Engaging in physical activity offers a multitude of advantages, as highlighted by I-Min Lee, MD, ScD, a distinguished professor of medicine at Harvard Medical School. The array of benefits from exercise encompasses:
Even if you haven't been particularly active recently, it's never too late to embark on a fitness journey. The Centers for Disease Control and Prevention (CDC) suggests that individuals should aim for a minimum of 150 minutes of moderate-intensity aerobic exercise or 75 minutes of vigorous activity each week, complemented by two days of resistance training.
However, any form of movement is preferable to inactivity. If time constraints are a concern, remember that brief periods of physical activity—such as a 10-minute stroll or performing 20 squats while watching television—are still beneficial. If you find yourself disliking exercise, it may be that you haven't yet discovered the right type of activity for you. Preferences vary widely, with some individuals enjoying swimming, dancing, hiking, pilates, or bootcamp-style workouts. Regardless, certain exercises stand out for their exceptional health-promoting effects. We consulted with Dr. Lee to identify some of the most beneficial exercises for your health (Note: These are also among the top 5 exercises for weight loss).

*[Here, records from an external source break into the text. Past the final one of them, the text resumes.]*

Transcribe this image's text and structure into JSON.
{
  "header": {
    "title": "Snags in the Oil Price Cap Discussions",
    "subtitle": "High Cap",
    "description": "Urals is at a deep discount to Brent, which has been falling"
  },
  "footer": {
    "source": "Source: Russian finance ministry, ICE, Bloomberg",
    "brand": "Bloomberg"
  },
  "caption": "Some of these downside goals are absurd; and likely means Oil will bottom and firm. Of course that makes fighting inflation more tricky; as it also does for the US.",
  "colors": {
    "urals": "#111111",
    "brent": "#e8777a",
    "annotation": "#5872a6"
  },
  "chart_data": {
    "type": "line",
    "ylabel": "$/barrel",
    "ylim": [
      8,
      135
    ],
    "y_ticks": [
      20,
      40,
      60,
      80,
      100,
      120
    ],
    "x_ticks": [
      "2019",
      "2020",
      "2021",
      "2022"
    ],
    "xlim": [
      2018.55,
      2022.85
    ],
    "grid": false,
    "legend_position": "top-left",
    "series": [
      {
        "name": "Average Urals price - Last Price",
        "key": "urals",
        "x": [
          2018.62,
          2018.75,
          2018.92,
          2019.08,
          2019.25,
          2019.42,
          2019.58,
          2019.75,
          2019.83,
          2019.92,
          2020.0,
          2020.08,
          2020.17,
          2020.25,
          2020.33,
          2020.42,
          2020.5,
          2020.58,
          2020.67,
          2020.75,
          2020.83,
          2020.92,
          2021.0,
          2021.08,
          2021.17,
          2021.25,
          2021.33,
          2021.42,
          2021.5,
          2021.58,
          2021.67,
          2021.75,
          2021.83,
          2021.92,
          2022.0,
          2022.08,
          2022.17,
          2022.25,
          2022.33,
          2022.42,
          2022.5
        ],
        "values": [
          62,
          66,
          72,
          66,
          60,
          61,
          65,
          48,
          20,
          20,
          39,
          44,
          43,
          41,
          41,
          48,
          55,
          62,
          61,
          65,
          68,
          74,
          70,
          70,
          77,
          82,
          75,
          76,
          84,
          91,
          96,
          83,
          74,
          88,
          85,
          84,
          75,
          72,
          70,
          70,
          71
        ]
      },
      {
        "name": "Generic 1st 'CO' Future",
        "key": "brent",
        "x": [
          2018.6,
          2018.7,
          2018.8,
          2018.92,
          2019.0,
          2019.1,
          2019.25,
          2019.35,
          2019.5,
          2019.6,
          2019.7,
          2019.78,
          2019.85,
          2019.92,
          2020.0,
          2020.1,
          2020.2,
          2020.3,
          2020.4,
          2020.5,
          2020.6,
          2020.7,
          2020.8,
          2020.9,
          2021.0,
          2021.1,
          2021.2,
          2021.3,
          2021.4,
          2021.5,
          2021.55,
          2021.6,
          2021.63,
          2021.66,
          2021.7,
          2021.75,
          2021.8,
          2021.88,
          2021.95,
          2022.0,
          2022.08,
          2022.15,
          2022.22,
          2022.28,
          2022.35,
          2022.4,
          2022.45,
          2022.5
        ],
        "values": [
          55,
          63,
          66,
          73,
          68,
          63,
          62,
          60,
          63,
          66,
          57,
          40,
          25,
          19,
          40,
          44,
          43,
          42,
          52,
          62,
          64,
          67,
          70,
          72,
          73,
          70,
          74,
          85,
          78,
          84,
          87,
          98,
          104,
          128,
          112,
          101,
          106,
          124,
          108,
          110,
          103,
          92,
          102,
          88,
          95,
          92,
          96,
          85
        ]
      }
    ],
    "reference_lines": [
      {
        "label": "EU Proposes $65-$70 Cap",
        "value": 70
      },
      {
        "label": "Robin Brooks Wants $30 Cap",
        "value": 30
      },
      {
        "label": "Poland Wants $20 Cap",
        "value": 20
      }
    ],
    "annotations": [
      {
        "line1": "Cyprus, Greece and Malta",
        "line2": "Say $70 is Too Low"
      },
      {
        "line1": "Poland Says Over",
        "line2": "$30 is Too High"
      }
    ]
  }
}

Walking: Dr. Lee asserts that, in some respects, walking is the best form of exercise. It is highly accessible, requiring nothing more than a good pair of walking shoes and can be done virtually anywhere. Walking is gentle on the joints, burns calories, aids in blood sugar management, supports heart health, and helps maintain muscle mass. Additionally, opting to walk instead of drive contributes positively to the environment, effectively killing two birds with one stone. For those residing in areas less conducive to walking, consider parking further away to incorporate more steps into your daily routine.
Strength Training: Dr. Lee emphasizes that strength training is crucial and often underappreciated. Beyond muscle building and weight loss, incorporating exercises such as lunges, push-ups, and squats benefits heart health, improves cholesterol levels, and increases bone density. Strength training is particularly vital for older adults, as muscle mass naturally declines with age, which can impact functionality. Dr. Lee points out that strength training also promotes muscle development, which is essential for glucose metabolism.
Yoga: Often overlooked, yoga boasts a plethora of health benefits. It can alleviate back pain, enhance bone strength, and maintain heart health. Studies have linked yoga practice to better cholesterol levels and improved blood pressure. Dr. Lee adds that yoga is excellent for flexibility, strength, and balance, and it's particularly important for older individuals to prevent falls.
Swimming: Swimming engages the entire body and is easy on the joints. While not as effective for bone strength due to its non-weight-bearing nature, swimming is an enjoyable summer activity that cools down the body and is suitable for those with joint issues. As an aerobic exercise that utilizes the whole body, swimming is one of the best cardiovascular activities available. It not only strengthens the core but also works numerous muscles in the arms and back that might otherwise be neglected.
Biking: Biking is another low-impact exercise that is easy on the joints. Dr. Lee notes that it is also a healthy mode of transportation, making it more feasible for those living in bike-friendly areas to incorporate into their daily routine. Biking is less stressful on the joints compared to walking and running and helps build muscle and improve balance, in addition to being heart-healthy.
The key takeaway is that any form of exercise is superior to none. You don't necessarily need to venture outdoors or to a gym to engage in physical activity; many exercises can be performed right at home. Consider these 6 top at-home exercises recommended by a personal trainer. Being outdoors also offers additional health benefits, such as mood enhancement and stress reduction. Dr. Lee advises, "Don't forget to wear protective clothing and apply sunscreen if you're exercising outdoors."